- Owner: Scouts Australia
- Headquarters: Scout Hall
- Location: 83 Greenhill Road Wayville South Australia 5034
- Country: Australia
- Founded: 1914
- Founder: The Boy Scouts Association of the United Kingdom
- Chief Scout: Her Excellency The Honorable Frances Adamson AC
- Chief Commissioner: John Clarke OAM
- Chief Executive Officer: James Sellers
- Website http://sa.scouts.com.au

= Scouting and Guiding in South Australia =

Scouting in South Australia began in 1908.

In the early years of Scouting in South Australia, local Boy Scout patrols and troops formed independently and there were several separate central organisations including Boys' Brigade Scouts, Church Lads Brigade Scouts, Chums Scouts, British Boy Scouts, The Boy Scouts Association, Life-Saving Scouts of the Salvation Army and Methodist Boy Scouts.

Scouting in South Australia is now predominantly represented by Scouts Australia's South Australian Branch and the Girl Guides South Australia, a member organisation of Girl Guides Australia. There is representation by ethnic scout associations, some of which form the Ethnic Scouts and Guides of South Australia (ESGOSA) and, since 1984, representation by the Baden-Powell Scouts' Association.
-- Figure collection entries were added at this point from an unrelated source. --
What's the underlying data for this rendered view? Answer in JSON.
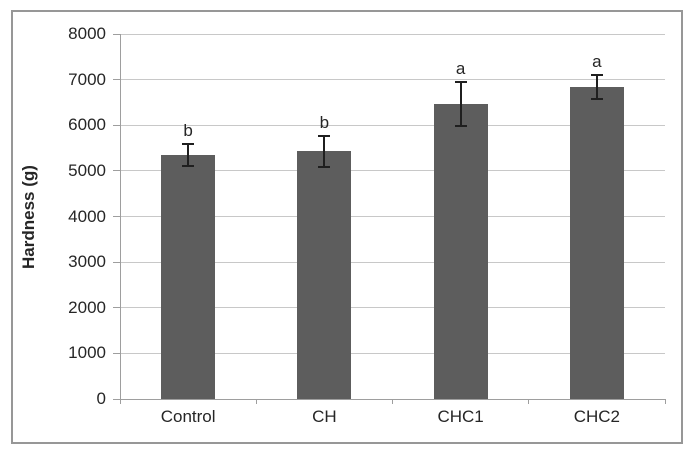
{
  "chart_data": {
    "type": "bar",
    "title": "",
    "xlabel": "",
    "ylabel": "Hardness (g)",
    "categories": [
      "Control",
      "CH",
      "CHC1",
      "CHC2"
    ],
    "series": [
      {
        "name": "Hardness",
        "values": [
          5350,
          5430,
          6460,
          6830
        ],
        "errors": [
          240,
          345,
          485,
          265
        ],
        "sig_letters": [
          "b",
          "b",
          "a",
          "a"
        ]
      }
    ],
    "ylim": [
      0,
      8000
    ],
    "ytick_step": 1000,
    "ytick_labels": [
      "0",
      "1000",
      "2000",
      "3000",
      "4000",
      "5000",
      "6000",
      "7000",
      "8000"
    ],
    "grid": "horizontal",
    "legend_position": "none",
    "colors": {
      "bar": "#5d5d5d",
      "gridline": "#c8c8c8",
      "axis": "#9e9e9e",
      "error_bar": "#1f1f1f",
      "text": "#262626",
      "frame_border": "#979797",
      "background": "#ffffff"
    }
  }
}
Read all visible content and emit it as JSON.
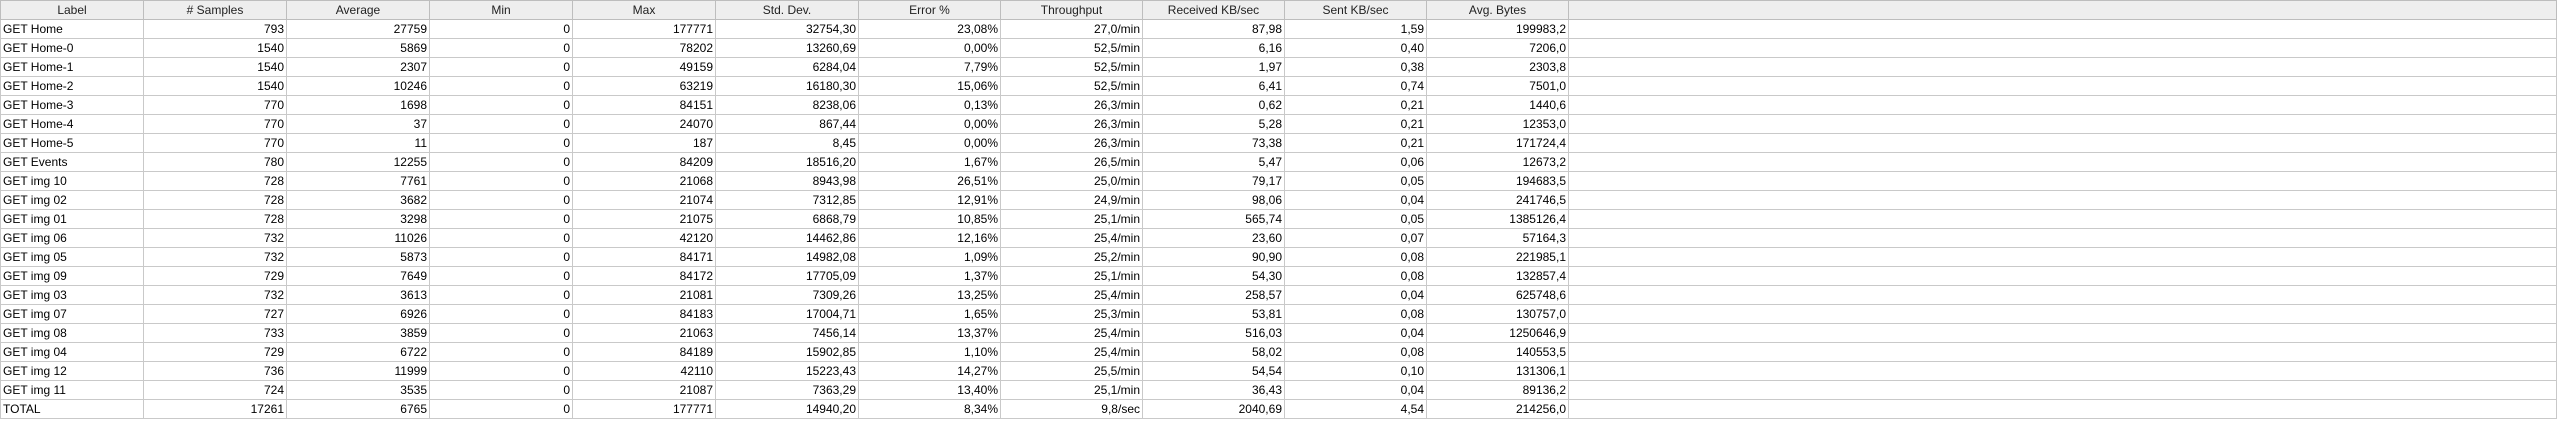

==Scouts Australia South Australian Branch==

Scouts Australia's South Australian Branch has 11 districts - Adelaide Foothills, Beadell, Heysen, Hills to Coast, Karkana, Limestone Coast, Mawson, Ridley, Three Rivers and Torrens. There are also Lone Scouts for youth too far away from a regular meeting place.

===Facilities===
- Woodhouse Adventure Park, Piccadilly - site of numerous Australian Scout Jamborees
- Roonka River Adventure Park - near Blanchetown, South Australia
- Camp Nyroca - Near Port Lincoln
- Glenelg Activities Centre
- Napperby Scout Camp, - Near Port Pirie
- Seahaven, Outer Harbor

===Rovering===
As of October 2024, there are 11 Rover Units (previously called Crews) in South Australia that run programs at the Unit and Branch level.

==Girl Guides Australia==
Girl Guides SA operates three accommodation sites in South Australia, GTS Dolphin beachfront accommodation in Port Adelaide, Douglas Scrub campsite near McLaren Flat, and Tuckerway Hostel.

==Gang Shows and other theatrical experiences==
There are a number of Gang Shows put on in South Australia. A Gang Show is a Scout variety show.

- Adelaide Gang Show - started in 1961. Early shows were directed by John Hardy and staged at Unley Town Hall. Radio 5AD produced LP recordings of several early shows as a commercial venture.
- Comedy Capers Gang Show - started in 1965, located in Northern Adelaide.
- Scouts Shouts Youth Theatre - started in 1973, located in Salisbury, South Australia.
- Carry On Guides - the only known all-Guide show worldwide, started in 1973, located in Northern Adelaide.